En “Cena con amigos”, el juego de espejos entre las parejas centra la atención en la auto-reflexión, utilizando el entorno social para lograr una revelación. En cambio, en “El Estado de la Unión”, la terapia actúa como un catalizador emocional, permitiendo que sus personajes exploren sus conflictos internos. Aquí, aunque el entorno de otras parejas acecha como una sombra, no se representa mediante personajes, sino a través de las proyecciones de los protagonistas sobre sus amistades y conocidos.

Las diferentes escenas en ambas obras presentan momentos clave en la construcción de relaciones y arcos de personajes, tocando temas como la infidelidad, el perdón y la vulnerabilidad. También hay lugar para la ternura y momentos poéticos que emocionan al público.

En “Cena con amigos”, los actores utilizan elementos escenográficos móviles, como mesas y sillones, para crear diversos espacios que enriquecen el texto. Las actuaciones de Sofía Roviralta, Juan Denari, Bruno Pedicone y Carolina Babich son destacables, llenas de humor y momentos que el público aplaude con entusiasmo. La dinámica entre los cuatro personajes revela no solo sus verdades íntimas, sino también la presión social de mantener las apariencias ante amigos y familiares.

Por su parte, “El Estado de la Unión” presenta su acción en un bar, donde las risas y las discusiones se acumulan mientras los personajes luchan por superar sus traumas. La química entre Wexler y Heredia es palpable y disfrutada por todos. Las canciones de los años 90 que suenan entre las escenas son un gran acierto, con temas de The Cure y David Bowie que evocan nostalgia.
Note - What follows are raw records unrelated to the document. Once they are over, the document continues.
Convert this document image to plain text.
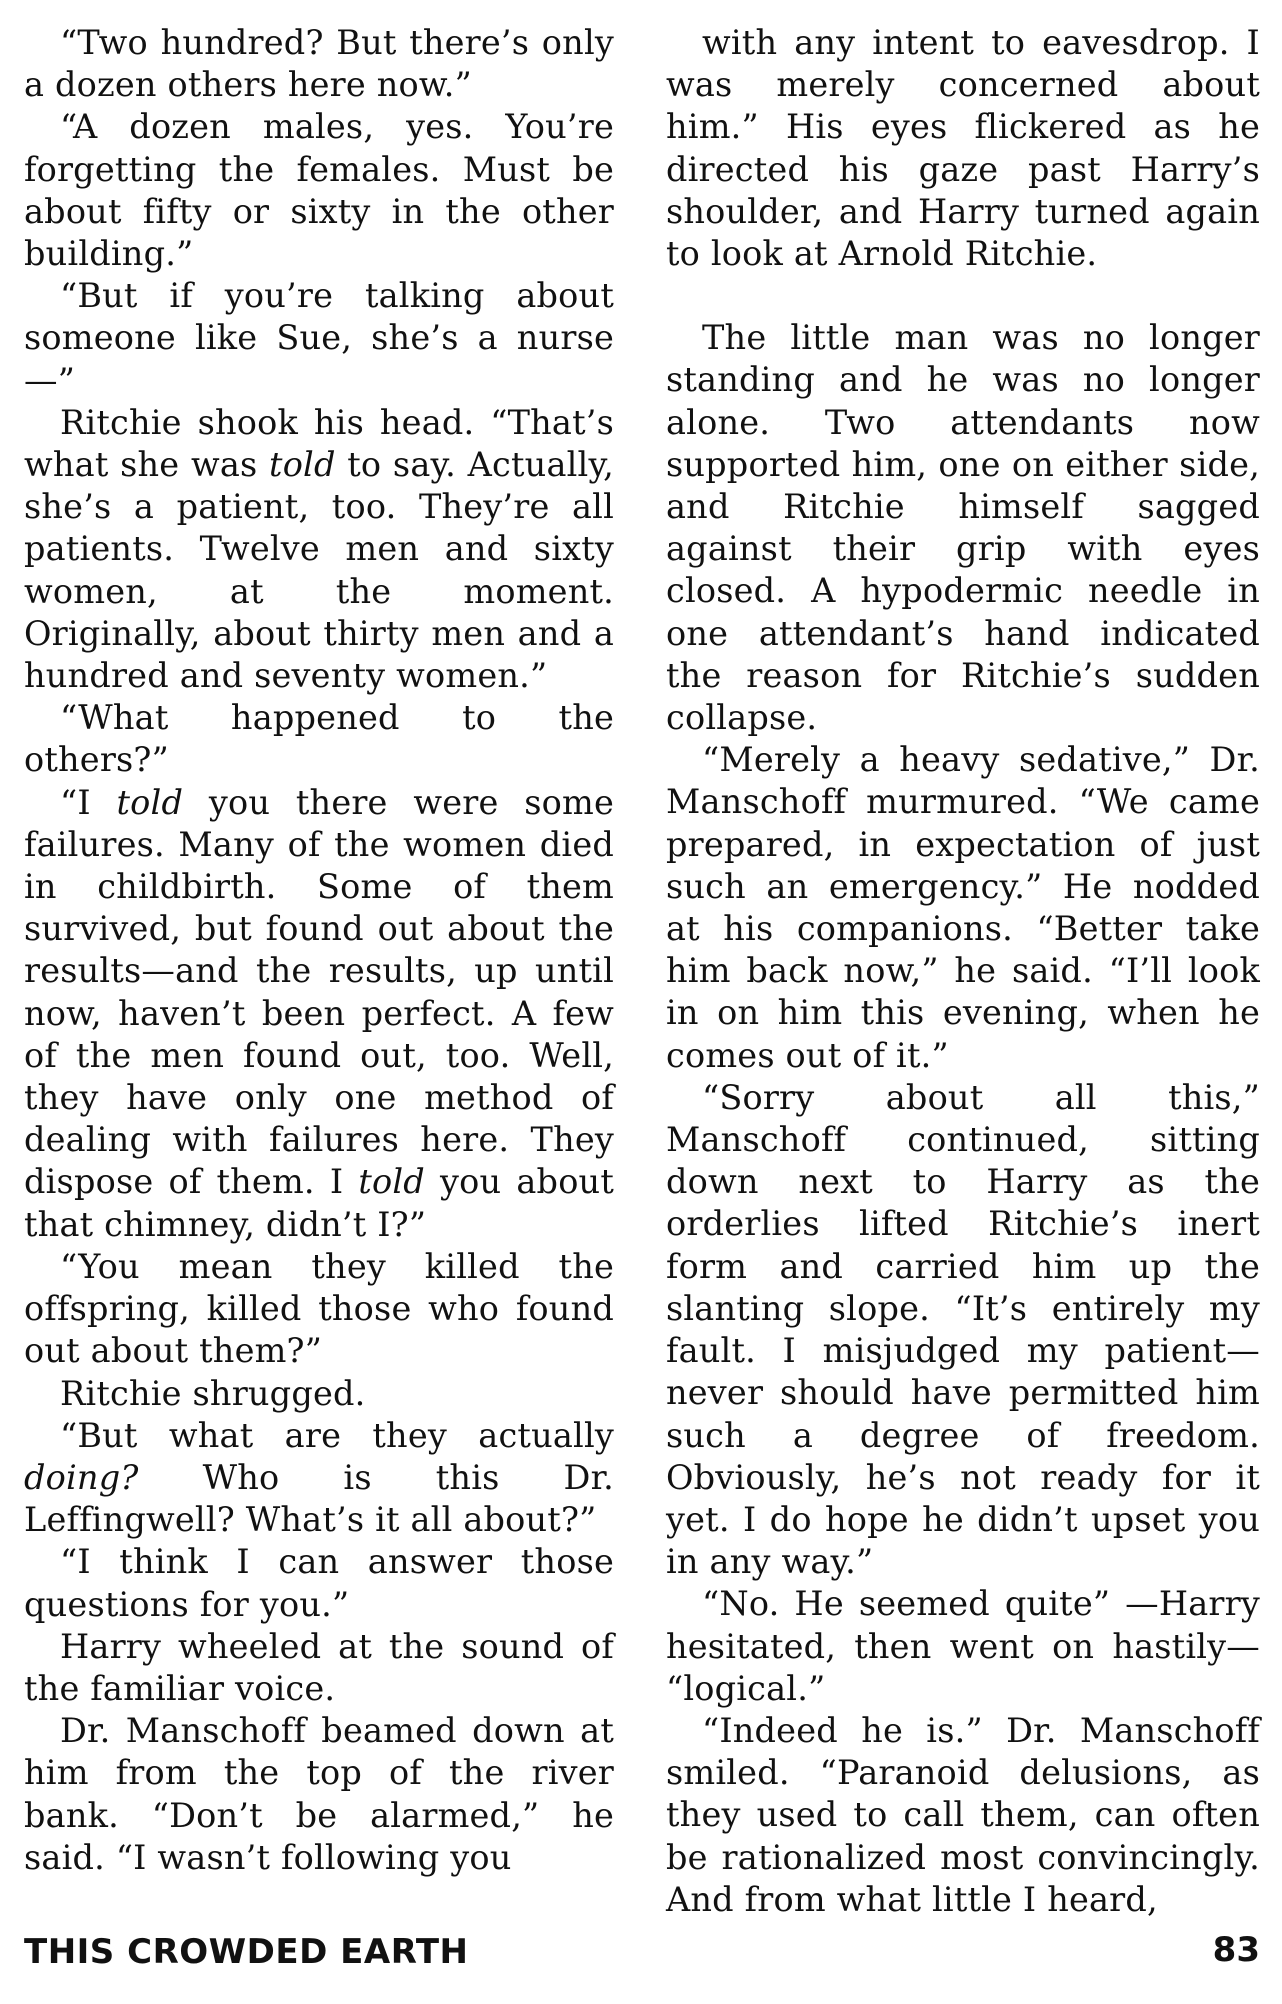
“Two hundred? But there’s only a dozen others here now.”

“A dozen males, yes. You’re forgetting the females. Must be about fifty or sixty in the other building.”

“But if you’re talking about someone like Sue, she’s a nurse—”

Ritchie shook his head. “That’s what she was told to say. Actually, she’s a patient, too. They’re all patients. Twelve men and sixty women, at the moment. Originally, about thirty men and a hundred and seventy women.”

“What happened to the others?”

“I told you there were some failures. Many of the women died in childbirth. Some of them survived, but found out about the results—and the results, up until now, haven’t been perfect. A few of the men found out, too. Well, they have only one method of dealing with failures here. They dispose of them. I told you about that chimney, didn’t I?”

“You mean they killed the offspring, killed those who found out about them?”

Ritchie shrugged.

“But what are they actually doing? Who is this Dr. Leffingwell? What’s it all about?”

“I think I can answer those questions for you.”

Harry wheeled at the sound of the familiar voice.

Dr. Manschoff beamed down at him from the top of the river bank. “Don’t be alarmed,” he said. “I wasn’t following you

with any intent to eavesdrop. I was merely concerned about him.” His eyes flickered as he directed his gaze past Harry’s shoulder, and Harry turned again to look at Arnold Ritchie.

The little man was no longer standing and he was no longer alone. Two attendants now supported him, one on either side, and Ritchie himself sagged against their grip with eyes closed. A hypodermic needle in one attendant’s hand indicated the reason for Ritchie’s sudden collapse.

“Merely a heavy sedative,” Dr. Manschoff murmured. “We came prepared, in expectation of just such an emergency.” He nodded at his companions. “Better take him back now,” he said. “I’ll look in on him this evening, when he comes out of it.”

“Sorry about all this,” Manschoff continued, sitting down next to Harry as the orderlies lifted Ritchie’s inert form and carried him up the slanting slope. “It’s entirely my fault. I misjudged my patient—never should have permitted him such a degree of freedom. Obviously, he’s not ready for it yet. I do hope he didn’t upset you in any way.”

“No. He seemed quite” —Harry hesitated, then went on hastily— “logical.”

“Indeed he is.” Dr. Manschoff smiled. “Paranoid delusions, as they used to call them, can often be rationalized most convincingly. And from what little I heard,

THIS CROWDED EARTH	83
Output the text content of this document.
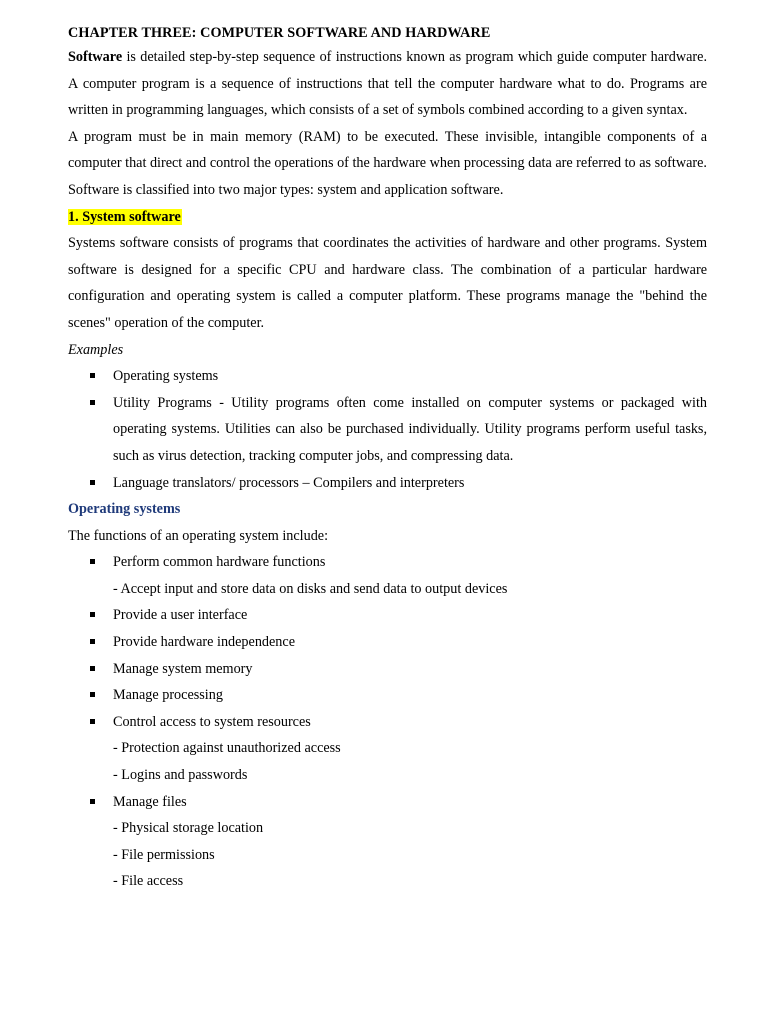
CHAPTER THREE: COMPUTER SOFTWARE AND HARDWARE

Software is detailed step-by-step sequence of instructions known as program which guide computer hardware. A computer program is a sequence of instructions that tell the computer hardware what to do. Programs are written in programming languages, which consists of a set of symbols combined according to a given syntax.

A program must be in main memory (RAM) to be executed. These invisible, intangible components of a computer that direct and control the operations of the hardware when processing data are referred to as software.

Software is classified into two major types: system and application software.

1. System software

Systems software consists of programs that coordinates the activities of hardware and other programs. System software is designed for a specific CPU and hardware class. The combination of a particular hardware configuration and operating system is called a computer platform. These programs manage the "behind the scenes" operation of the computer.

Examples

Operating systems
Utility Programs - Utility programs often come installed on computer systems or packaged with operating systems. Utilities can also be purchased individually. Utility programs perform useful tasks, such as virus detection, tracking computer jobs, and compressing data.
Language translators/ processors – Compilers and interpreters

Operating systems

The functions of an operating system include:

Perform common hardware functions
- Accept input and store data on disks and send data to output devices
Provide a user interface
Provide hardware independence
Manage system memory
Manage processing
Control access to system resources
- Protection against unauthorized access
- Logins and passwords
Manage files
- Physical storage location
- File permissions
- File access
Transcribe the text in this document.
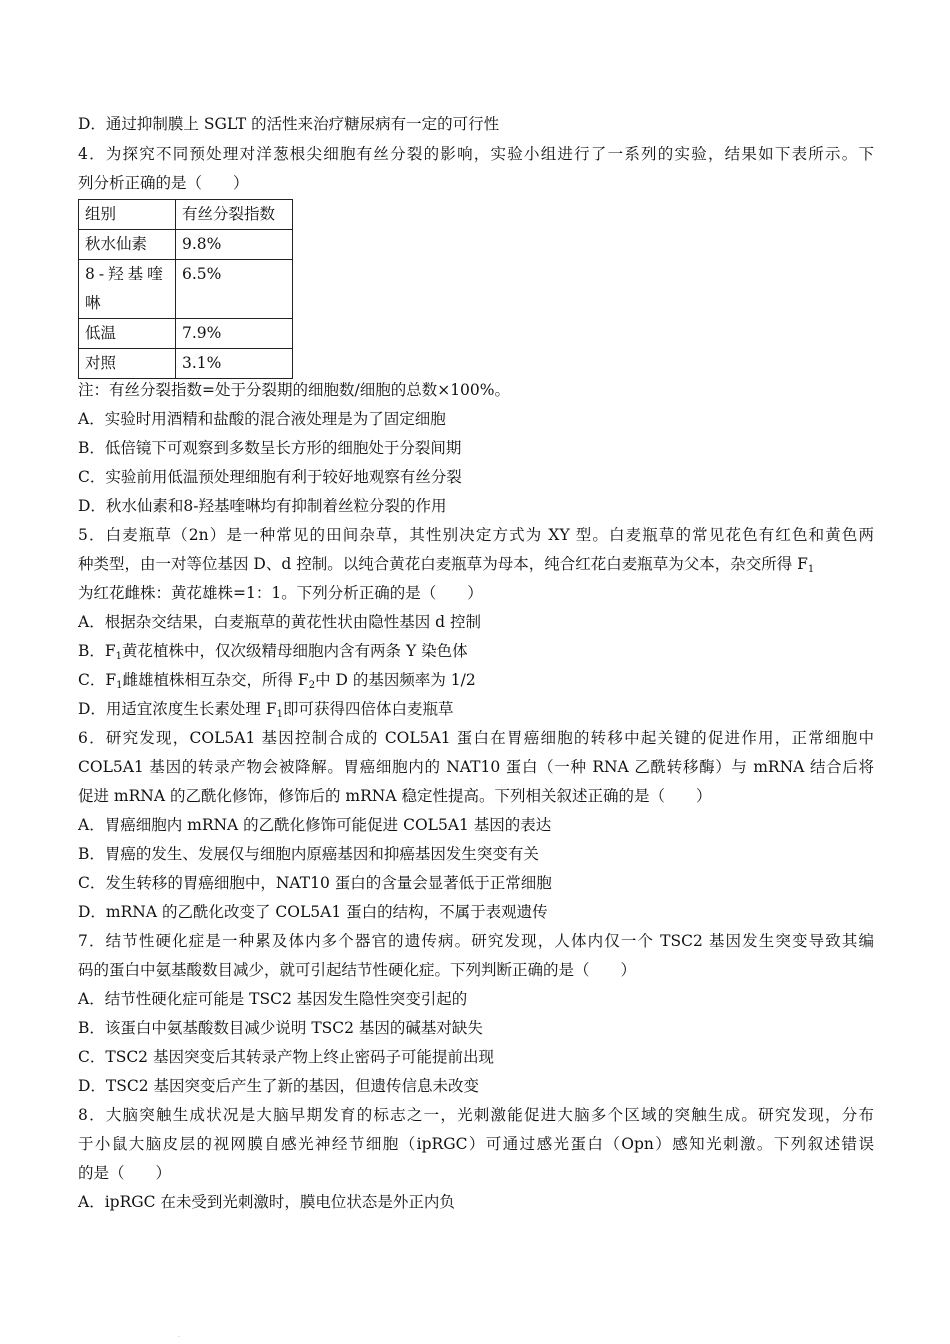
D．通过抑制膜上 SGLT 的活性来治疗糖尿病有一定的可行性
4．为探究不同预处理对洋葱根尖细胞有丝分裂的影响，实验小组进行了一系列的实验，结果如下表所示。下
列分析正确的是（　　）
组别	有丝分裂指数
秋水仙素	9.8%

8-羟基喹啉	6.5%
低温	7.9%
对照	3.1%
注：有丝分裂指数=处于分裂期的细胞数/细胞的总数×100%。
A．实验时用酒精和盐酸的混合液处理是为了固定细胞
B．低倍镜下可观察到多数呈长方形的细胞处于分裂间期
C．实验前用低温预处理细胞有利于较好地观察有丝分裂
D．秋水仙素和8-羟基喹啉均有抑制着丝粒分裂的作用
5．白麦瓶草（2n）是一种常见的田间杂草，其性别决定方式为 XY 型。白麦瓶草的常见花色有红色和黄色两
种类型，由一对等位基因 D、d 控制。以纯合黄花白麦瓶草为母本，纯合红花白麦瓶草为父本，杂交所得 $F_1$
为红花雌株：黄花雄株=1：1。下列分析正确的是（　　）
A．根据杂交结果，白麦瓶草的黄花性状由隐性基因 d 控制
B．$F_1$黄花植株中，仅次级精母细胞内含有两条 Y 染色体
C．$F_1$雌雄植株相互杂交，所得 $F_2$中 D 的基因频率为 1/2
D．用适宜浓度生长素处理 $F_1$即可获得四倍体白麦瓶草
6．研究发现，COL5A1 基因控制合成的 COL5A1 蛋白在胃癌细胞的转移中起关键的促进作用，正常细胞中
COL5A1 基因的转录产物会被降解。胃癌细胞内的 NAT10 蛋白（一种 RNA 乙酰转移酶）与 mRNA 结合后将
促进 mRNA 的乙酰化修饰，修饰后的 mRNA 稳定性提高。下列相关叙述正确的是（　　）
A．胃癌细胞内 mRNA 的乙酰化修饰可能促进 COL5A1 基因的表达
B．胃癌的发生、发展仅与细胞内原癌基因和抑癌基因发生突变有关
C．发生转移的胃癌细胞中，NAT10 蛋白的含量会显著低于正常细胞
D．mRNA 的乙酰化改变了 COL5A1 蛋白的结构，不属于表观遗传
7．结节性硬化症是一种累及体内多个器官的遗传病。研究发现，人体内仅一个 TSC2 基因发生突变导致其编
码的蛋白中氨基酸数目减少，就可引起结节性硬化症。下列判断正确的是（　　）
A．结节性硬化症可能是 TSC2 基因发生隐性突变引起的
B．该蛋白中氨基酸数目减少说明 TSC2 基因的碱基对缺失
C．TSC2 基因突变后其转录产物上终止密码子可能提前出现
D．TSC2 基因突变后产生了新的基因，但遗传信息未改变
8．大脑突触生成状况是大脑早期发育的标志之一，光刺激能促进大脑多个区域的突触生成。研究发现，分布
于小鼠大脑皮层的视网膜自感光神经节细胞（ipRGC）可通过感光蛋白（Opn）感知光刺激。下列叙述错误
的是（　　）
A．ipRGC 在未受到光刺激时，膜电位状态是外正内负
.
Ambas obras reflejan conflictos relevantes en el teatro contemporáneo: identidad, deseo, rutina y el desafío de la crianza en medio del envejecimiento y la necesidad de reinvención personal. En este momento crucial de la vida, los personajes cargan con años de decisiones y un pasado construido. El final de una relación no solo implica el adiós entre dos personas, sino que sacude los cimientos de una familia, de amistades y de los proyectos que habían compartido.

Por eso, obras como “Cena con amigos” y “El Estado de la Unión”, junto a comedias argentinas como “El divorcio” o “La mentira”, utilizan la separación como un hilo conductor para explorar temas más amplios: qué sucede cuando la vida que uno soñó ya no se alinea con la realidad que enfrenta.

Ver personajes lidiando con problemas similares genera una conexión inmediata con el público, especialmente en aquellos que asisten regularmente al teatro. Esto puede resonar tanto con experiencias pasadas como con las realidades actuales de sus hijos.

La mirada cultural también ha cambiado: antes, el teatro predominaba con historias de casamientos, y hoy enfoca más en las rupturas. El matrimonio ya no es un felices por siempre, sino el inicio de nuevas preguntas. Una separación puede ser tanto una tragedia como una oportunidad de liberación y transformación personal.